Les: No parachutes yet. Can't be skydivers... I can't tell just yet what they are, but - Oh my God, they're turkeys!! Johnny, can you get this? Oh, they're crashing to the earth right in front of our eyes! One just went through the windshield of a parked car! Oh, my goodness! Oh, the humanity! The turkeys are hitting the ground like sacks of wet cement! Not since the Hindenberg tragedy has there been anything like this!
Johnny: Les? Are you there? Les isn't there. (composing himself) Thanks for that on-the-spot report, Les, and for those of you who just tuned in, the Pinedale Shopping Mall has just been bombed with live turkeys. Film at eleven.

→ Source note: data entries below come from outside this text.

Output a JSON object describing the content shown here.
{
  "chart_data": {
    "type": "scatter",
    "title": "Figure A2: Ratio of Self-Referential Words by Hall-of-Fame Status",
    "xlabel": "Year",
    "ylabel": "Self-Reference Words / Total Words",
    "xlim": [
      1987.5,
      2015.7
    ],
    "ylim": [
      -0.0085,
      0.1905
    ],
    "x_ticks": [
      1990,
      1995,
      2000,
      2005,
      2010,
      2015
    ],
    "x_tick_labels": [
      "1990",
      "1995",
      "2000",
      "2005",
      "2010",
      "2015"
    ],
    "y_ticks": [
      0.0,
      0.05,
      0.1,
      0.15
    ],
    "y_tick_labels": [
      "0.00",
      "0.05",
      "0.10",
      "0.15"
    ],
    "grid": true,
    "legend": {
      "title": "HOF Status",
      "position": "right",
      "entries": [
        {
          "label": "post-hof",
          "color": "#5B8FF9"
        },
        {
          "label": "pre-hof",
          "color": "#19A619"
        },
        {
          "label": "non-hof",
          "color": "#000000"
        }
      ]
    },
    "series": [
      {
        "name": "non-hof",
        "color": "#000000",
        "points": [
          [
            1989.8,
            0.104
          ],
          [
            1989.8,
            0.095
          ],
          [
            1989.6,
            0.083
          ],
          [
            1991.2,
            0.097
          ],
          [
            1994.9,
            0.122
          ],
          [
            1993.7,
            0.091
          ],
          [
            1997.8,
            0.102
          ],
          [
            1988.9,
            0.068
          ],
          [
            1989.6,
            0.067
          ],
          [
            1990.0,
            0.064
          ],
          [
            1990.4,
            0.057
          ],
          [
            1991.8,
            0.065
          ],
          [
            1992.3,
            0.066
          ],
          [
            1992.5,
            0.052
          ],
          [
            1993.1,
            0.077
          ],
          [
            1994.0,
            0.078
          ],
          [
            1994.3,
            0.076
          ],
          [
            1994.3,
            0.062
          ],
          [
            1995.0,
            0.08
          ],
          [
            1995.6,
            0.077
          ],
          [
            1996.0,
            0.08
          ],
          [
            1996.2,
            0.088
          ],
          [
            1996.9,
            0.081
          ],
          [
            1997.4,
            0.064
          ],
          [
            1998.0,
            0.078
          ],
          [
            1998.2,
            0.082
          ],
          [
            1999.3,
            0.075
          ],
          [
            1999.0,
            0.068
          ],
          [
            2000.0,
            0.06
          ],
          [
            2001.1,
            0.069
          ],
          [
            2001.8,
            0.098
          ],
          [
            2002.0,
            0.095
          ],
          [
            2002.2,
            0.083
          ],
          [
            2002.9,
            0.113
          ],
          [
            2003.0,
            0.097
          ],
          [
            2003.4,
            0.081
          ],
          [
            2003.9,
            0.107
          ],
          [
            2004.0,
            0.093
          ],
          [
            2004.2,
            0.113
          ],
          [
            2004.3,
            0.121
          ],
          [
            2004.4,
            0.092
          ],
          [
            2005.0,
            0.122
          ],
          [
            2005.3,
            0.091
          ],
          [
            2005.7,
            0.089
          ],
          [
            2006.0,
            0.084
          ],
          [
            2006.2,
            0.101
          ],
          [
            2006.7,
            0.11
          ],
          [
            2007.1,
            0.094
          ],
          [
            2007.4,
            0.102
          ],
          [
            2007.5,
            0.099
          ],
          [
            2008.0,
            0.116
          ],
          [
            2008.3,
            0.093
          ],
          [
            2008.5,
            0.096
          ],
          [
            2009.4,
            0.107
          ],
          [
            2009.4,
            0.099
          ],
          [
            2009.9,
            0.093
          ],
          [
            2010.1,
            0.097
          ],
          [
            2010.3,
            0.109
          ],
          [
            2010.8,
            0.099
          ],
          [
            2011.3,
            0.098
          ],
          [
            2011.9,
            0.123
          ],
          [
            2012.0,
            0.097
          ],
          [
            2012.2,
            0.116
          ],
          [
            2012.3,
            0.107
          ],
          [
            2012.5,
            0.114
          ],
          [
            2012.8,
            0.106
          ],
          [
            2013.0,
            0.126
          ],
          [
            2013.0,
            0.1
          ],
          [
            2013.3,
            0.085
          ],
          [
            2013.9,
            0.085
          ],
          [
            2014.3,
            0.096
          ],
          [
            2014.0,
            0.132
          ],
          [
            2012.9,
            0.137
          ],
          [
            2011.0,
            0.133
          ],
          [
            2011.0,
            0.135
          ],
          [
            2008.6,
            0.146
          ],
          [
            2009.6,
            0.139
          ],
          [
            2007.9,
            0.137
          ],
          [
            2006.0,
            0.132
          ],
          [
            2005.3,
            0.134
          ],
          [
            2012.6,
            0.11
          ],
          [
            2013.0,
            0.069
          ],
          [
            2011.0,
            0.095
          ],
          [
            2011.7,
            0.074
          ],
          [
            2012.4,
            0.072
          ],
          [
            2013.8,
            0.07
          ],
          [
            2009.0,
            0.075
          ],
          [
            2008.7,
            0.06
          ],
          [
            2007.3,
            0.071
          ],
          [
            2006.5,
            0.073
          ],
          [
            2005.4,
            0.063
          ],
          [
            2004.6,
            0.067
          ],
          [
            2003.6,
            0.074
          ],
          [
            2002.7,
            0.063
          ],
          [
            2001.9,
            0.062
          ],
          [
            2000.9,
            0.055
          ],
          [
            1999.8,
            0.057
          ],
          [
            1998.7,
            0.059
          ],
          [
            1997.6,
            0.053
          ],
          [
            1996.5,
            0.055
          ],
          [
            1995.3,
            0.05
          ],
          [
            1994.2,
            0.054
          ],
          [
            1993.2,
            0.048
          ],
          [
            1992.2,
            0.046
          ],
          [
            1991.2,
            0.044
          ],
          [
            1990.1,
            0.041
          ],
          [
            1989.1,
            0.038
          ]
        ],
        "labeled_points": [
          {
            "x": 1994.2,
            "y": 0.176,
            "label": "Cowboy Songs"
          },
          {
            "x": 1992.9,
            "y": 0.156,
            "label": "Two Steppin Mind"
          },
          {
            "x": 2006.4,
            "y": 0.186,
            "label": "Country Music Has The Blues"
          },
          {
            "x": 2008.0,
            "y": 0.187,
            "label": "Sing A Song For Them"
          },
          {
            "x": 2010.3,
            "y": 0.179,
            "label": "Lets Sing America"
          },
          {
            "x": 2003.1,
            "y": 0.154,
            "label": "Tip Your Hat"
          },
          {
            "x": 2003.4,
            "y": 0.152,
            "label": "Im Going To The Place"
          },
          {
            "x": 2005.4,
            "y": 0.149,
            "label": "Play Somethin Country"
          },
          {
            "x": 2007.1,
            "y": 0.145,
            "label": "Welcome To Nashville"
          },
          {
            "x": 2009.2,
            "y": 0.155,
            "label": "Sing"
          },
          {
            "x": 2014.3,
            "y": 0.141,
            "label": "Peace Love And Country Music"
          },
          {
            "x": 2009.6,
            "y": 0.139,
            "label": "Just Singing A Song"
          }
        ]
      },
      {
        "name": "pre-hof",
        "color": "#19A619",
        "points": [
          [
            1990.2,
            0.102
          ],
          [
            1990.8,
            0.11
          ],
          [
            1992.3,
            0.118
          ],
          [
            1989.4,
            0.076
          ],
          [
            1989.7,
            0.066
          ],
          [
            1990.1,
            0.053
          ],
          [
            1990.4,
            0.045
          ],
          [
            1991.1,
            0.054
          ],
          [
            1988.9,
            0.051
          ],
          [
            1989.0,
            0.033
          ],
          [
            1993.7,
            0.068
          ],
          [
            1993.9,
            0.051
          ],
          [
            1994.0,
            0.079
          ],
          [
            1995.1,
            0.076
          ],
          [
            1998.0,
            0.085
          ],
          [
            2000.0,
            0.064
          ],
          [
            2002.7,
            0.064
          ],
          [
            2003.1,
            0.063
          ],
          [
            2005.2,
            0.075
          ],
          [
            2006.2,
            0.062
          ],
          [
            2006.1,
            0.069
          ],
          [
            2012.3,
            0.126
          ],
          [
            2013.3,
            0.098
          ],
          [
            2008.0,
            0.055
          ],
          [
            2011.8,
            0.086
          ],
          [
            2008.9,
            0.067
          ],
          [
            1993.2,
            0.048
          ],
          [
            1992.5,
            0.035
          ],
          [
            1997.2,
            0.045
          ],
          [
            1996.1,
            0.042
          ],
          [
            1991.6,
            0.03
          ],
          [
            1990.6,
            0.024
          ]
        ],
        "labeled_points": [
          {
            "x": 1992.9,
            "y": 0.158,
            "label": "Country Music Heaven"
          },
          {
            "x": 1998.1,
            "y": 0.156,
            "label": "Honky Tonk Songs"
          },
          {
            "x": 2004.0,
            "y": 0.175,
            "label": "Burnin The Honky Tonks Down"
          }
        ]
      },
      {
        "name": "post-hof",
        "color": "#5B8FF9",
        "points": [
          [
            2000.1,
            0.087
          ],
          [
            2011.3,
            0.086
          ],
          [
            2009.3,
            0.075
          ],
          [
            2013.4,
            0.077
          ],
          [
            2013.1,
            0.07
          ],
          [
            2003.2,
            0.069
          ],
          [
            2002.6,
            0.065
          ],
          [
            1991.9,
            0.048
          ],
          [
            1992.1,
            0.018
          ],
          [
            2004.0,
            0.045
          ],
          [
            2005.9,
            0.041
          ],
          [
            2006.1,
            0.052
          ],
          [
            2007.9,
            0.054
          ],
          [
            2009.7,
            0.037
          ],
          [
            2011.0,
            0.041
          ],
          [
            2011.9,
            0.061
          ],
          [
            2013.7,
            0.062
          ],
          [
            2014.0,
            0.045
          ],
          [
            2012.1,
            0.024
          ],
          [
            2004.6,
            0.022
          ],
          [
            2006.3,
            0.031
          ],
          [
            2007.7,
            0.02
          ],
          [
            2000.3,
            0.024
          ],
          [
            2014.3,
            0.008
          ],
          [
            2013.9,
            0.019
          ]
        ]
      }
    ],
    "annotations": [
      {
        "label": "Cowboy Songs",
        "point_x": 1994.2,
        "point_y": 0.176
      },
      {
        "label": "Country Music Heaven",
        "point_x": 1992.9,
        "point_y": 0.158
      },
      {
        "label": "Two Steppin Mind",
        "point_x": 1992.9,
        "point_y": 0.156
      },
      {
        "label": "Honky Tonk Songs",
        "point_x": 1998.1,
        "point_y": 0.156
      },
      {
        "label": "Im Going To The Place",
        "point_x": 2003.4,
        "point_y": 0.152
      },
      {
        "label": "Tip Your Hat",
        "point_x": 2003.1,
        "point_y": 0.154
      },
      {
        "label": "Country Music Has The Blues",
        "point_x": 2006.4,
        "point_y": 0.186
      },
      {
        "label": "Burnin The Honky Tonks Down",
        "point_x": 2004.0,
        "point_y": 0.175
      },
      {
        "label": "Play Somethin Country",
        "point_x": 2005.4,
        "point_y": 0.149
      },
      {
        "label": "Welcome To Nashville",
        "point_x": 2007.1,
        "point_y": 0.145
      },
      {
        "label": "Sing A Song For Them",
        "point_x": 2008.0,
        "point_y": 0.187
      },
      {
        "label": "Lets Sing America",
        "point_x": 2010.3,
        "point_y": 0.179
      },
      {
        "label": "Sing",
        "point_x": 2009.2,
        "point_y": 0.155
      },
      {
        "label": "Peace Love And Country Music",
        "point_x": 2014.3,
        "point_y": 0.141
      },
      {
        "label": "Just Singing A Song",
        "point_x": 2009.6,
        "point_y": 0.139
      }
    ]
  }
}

Hugh Wilson, the creator of WKRP, came up with the basic story -- based on a sort of urban legend from the radio business; everybody had heard the story of a station doing a promotion by dropping live turkeys on Thanksgiving, but no one could agree on exactly who did it. The script of the episode was written by Bill Dial. An odd thing is that even though it's probably the most famous episode of WKRP, it's not really one of the best episodes. As an early episode, it's based on the original concept of the show, which was to pit the young, hip characters (led by tight-panted Andy Travis) against the out-of-touch remnants of the radio station WKRP used to be before it changed its format (led by Mr. Carlson). This was soon abandoned in favor of a pure ensemble show with more unusual and varied relationships among the characters.
As a sort of followup to the turkey incident, a later episode included a reference to a real publicity stunt done by WQXI, an Atlanta station where Wilson used to do advertising work:
SPCA Worker: Mr Tarlek had placed some ducks in the window of Hunter's Department Store as an advertising gimmick with his radio station. At noon, one, two and three PM, the ducks would do a little dance, sort of a jitterbug.
TV Hostess: Mr Tarlek had trained the ducks?
SPCA Worker: No, the ducks danced on a little stage made of aluminum foil. We discovered that under that, Mr Tarlek had placed a hot plate. He would turn it up, and the ducks would dance, and he would turn it off and the ducks would go on about their business. You know the interesting thing about this case was that this man Tarlek and another man named Carlson were cited for throwing live turkeys out of a helicopter to their deaths.
(sigh) -- music be damned, I want this show on DVD.